Myers long history with Boroian
Myers has had a relationship with Boroian and Francorp in various business transactions for the past four decades. She owned the Pop-In Maid Service franchise in 1978, in which Francorp assisted her in developing the concept and providing franchise disclosure documents. Approximately seven years after the company was launched, it ended in bankruptcy.
Another Francorp venture started in 2003 when Myers again approached Boroian about preparing a business plan for her venture on the South Beach Wellness concept. It was established to offer master franchises, which were granted exclusive territorial rights to sell products related to health, nutrition, skin care, anti-aging, and lifestyle. Although Francorp prepared the disclosure documents for that company, it was never registered. A Miami jury ruled in favor of the five franchisees on all nine counts against Francorp and Boroian, including fraud, conspiracy and deceptive trade practices. The judge awarded them $403,834.
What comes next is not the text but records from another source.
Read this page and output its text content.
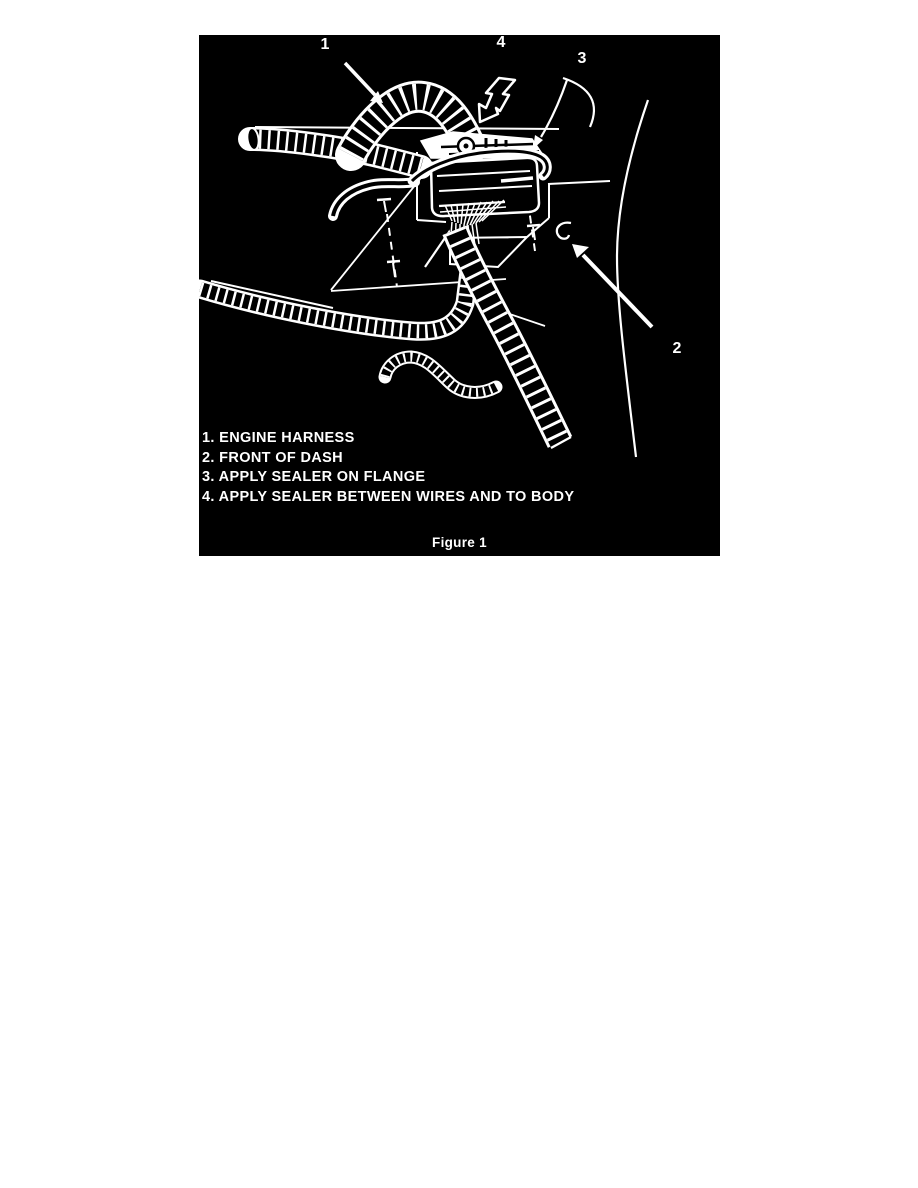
1	4
3
2
1. ENGINE HARNESS
2. FRONT OF DASH
3. APPLY SEALER ON FLANGE
4. APPLY SEALER BETWEEN WIRES AND TO BODY
Figure 1
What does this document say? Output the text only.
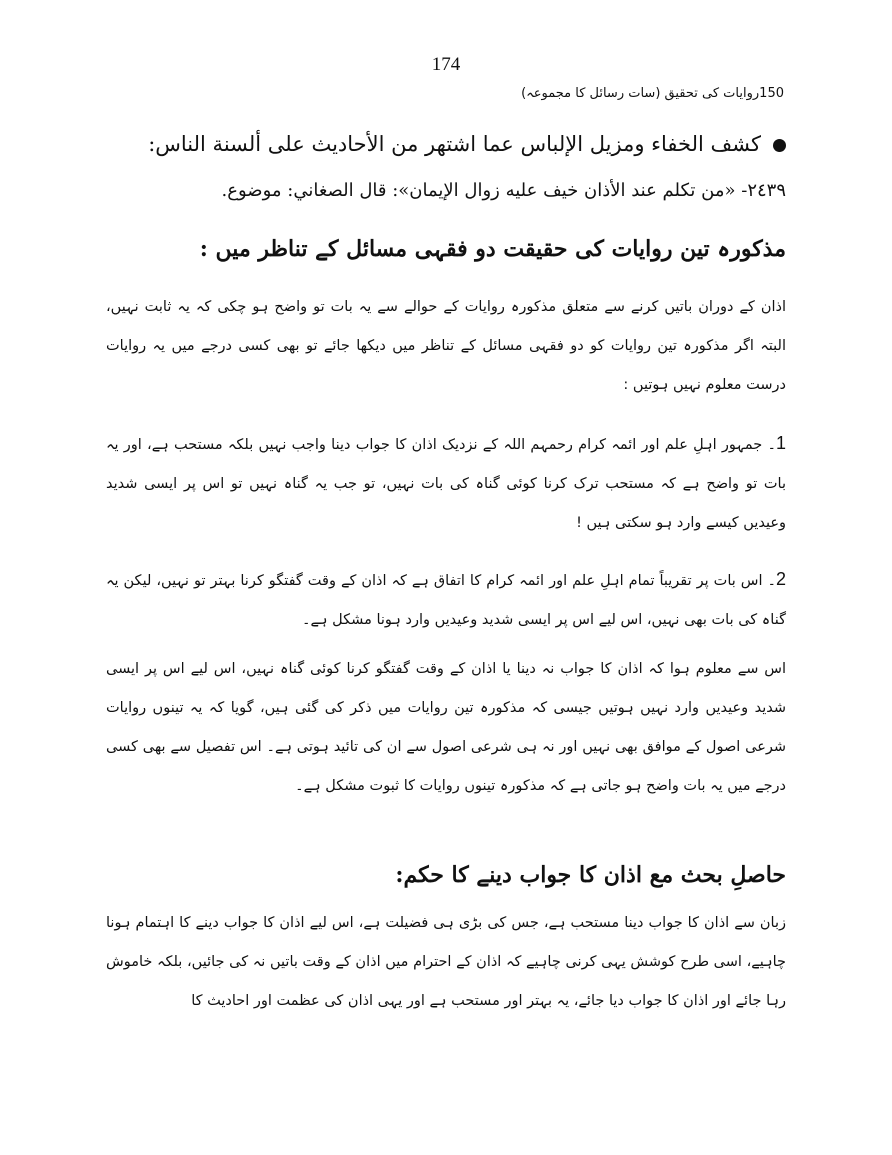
174
150روایات کی تحقیق (سات رسائل کا مجموعہ)
كشف الخفاء ومزيل الإلباس عما اشتهر من الأحاديث على ألسنة الناس:
٢٤٣٩- «من تكلم عند الأذان خيف عليه زوال الإيمان»: قال الصغاني: موضوع.
مذکورہ تین روایات کی حقیقت دو فقہی مسائل کے تناظر میں :
اذان کے دوران باتیں کرنے سے متعلق مذکورہ روایات کے حوالے سے یہ بات تو واضح ہو چکی کہ یہ ثابت نہیں، البتہ اگر مذکورہ تین روایات کو دو فقہی مسائل کے تناظر میں دیکھا جائے تو بھی کسی درجے میں یہ روایات درست معلوم نہیں ہوتیں :
1۔ جمہور اہلِ علم اور ائمہ کرام رحمہم اللہ کے نزدیک اذان کا جواب دینا واجب نہیں بلکہ مستحب ہے، اور یہ بات تو واضح ہے کہ مستحب ترک کرنا کوئی گناہ کی بات نہیں، تو جب یہ گناہ نہیں تو اس پر ایسی شدید وعیدیں کیسے وارد ہو سکتی ہیں !
2۔ اس بات پر تقریباً تمام اہلِ علم اور ائمہ کرام کا اتفاق ہے کہ اذان کے وقت گفتگو کرنا بہتر تو نہیں، لیکن یہ گناہ کی بات بھی نہیں، اس لیے اس پر ایسی شدید وعیدیں وارد ہونا مشکل ہے۔
اس سے معلوم ہوا کہ اذان کا جواب نہ دینا یا اذان کے وقت گفتگو کرنا کوئی گناہ نہیں، اس لیے اس پر ایسی شدید وعیدیں وارد نہیں ہوتیں جیسی کہ مذکورہ تین روایات میں ذکر کی گئی ہیں، گویا کہ یہ تینوں روایات شرعی اصول کے موافق بھی نہیں اور نہ ہی شرعی اصول سے ان کی تائید ہوتی ہے۔ اس تفصیل سے بھی کسی درجے میں یہ بات واضح ہو جاتی ہے کہ مذکورہ تینوں روایات کا ثبوت مشکل ہے۔
حاصلِ بحث مع اذان کا جواب دینے کا حکم:
زبان سے اذان کا جواب دینا مستحب ہے، جس کی بڑی ہی فضیلت ہے، اس لیے اذان کا جواب دینے کا اہتمام ہونا چاہیے، اسی طرح کوشش یہی کرنی چاہیے کہ اذان کے احترام میں اذان کے وقت باتیں نہ کی جائیں، بلکہ خاموش رہا جائے اور اذان کا جواب دیا جائے، یہ بہتر اور مستحب ہے اور یہی اذان کی عظمت اور احادیث کا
Judgment against respondents reduced
Illinois Secretary of State Jesse White issued his order in the case on December 21, 2011. Carol Myers, also known as Chris Morgan, agreed to permanently stop selling securities in Illinois, and pay an administrative fee of $5,000. All other proceedings were dismissed. If Myers had been convicted, she would have faced a class 4 flony punishable by severe fines and/or potential jail.
A source close to the case said originally the State of Illinois was asking for a $100,000 judgment. Counsel to Myers asked on several occasions that it be reduced to the $5,000 fee.